The University of Breslau (now the University of Wrocław in Poland) had better luck in 1879 when they conferred on him an Honorary Doctorate in Music; Brahms accepted the honour and thanked them in a postcard but declined to attend the ceremony. In a subsequent letter, his friend Bernhard Scholz, Director of Music in Breslau, leaned on Brahms to express his thanks – in music. “Compose a fine symphony for us! But well orchestrated, old boy, not too uniformly thick!”

The result was the Academic Festival Overture, one of Brahms’s most popular works and his only musical prank. When Brahms raised his baton at its first performance on 4 January 1881 at the University of Breslau, no doubt the faculty members in the audience were expecting a dry and somewhat regal work, given its title. Instead they were treated to what Brahms later described as a “rollicking potpourri of student [drinking] songs”.

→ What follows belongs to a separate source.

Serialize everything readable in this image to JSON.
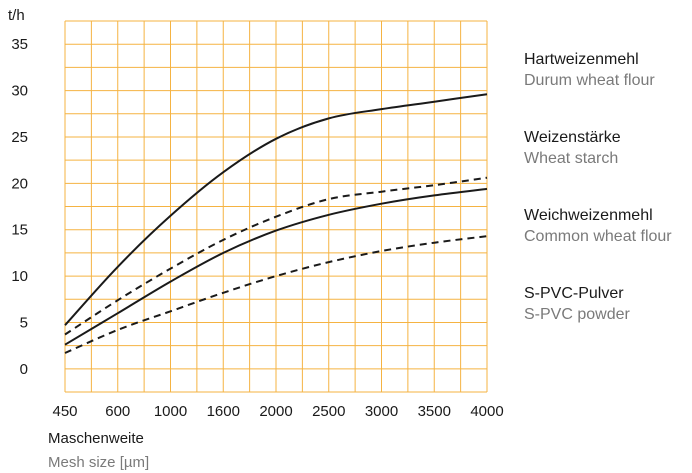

The work has all the rigour and control one usually associates with Brahms but the delight is in how the sober atmosphere gives way to an increasing sense of fun, reaching a glorious and thrilling climax.

Johannes Brahms, 1889
Johannes Brahms, 1889

It opens with a hushed theme based on the famous Rakóczy March. This gives way to the popular and memorable student song announced by trumpets  Wir hatten gebauet ein stattliches Haus (We have built a stately house). Brahms was being deliberately provocative here as it had been banned for decades for its use as a political anthem by student organisations in Jena which advocated the unification of several principalities.

Next heard are phrases on  strings from Der Land Vater (The Father of the Land); bassoons and oboes then play the lively freshmans’ initiation song Was kommt dort von der Höh’?  (What Comes from Afar?).  These melodies are developed in masterly animated fashion, reaching the spirited finale with an emphatic statement of the famous song  Gaudeamus igitur (Therefore, let us be merry).

When he wrote this delicious romp, it seems Brahms was fondly remembering his inebriated ‘student’ days in Göttingen with Joachim. And one imagines the middle-aged Brahms on the podium at the premiere with a mischievous grin as students in the audience joined in with their own bawdy lyrics, no doubt to the horror of the dignitaries.  It must have been much more fun than his booby-trapped rocking chair.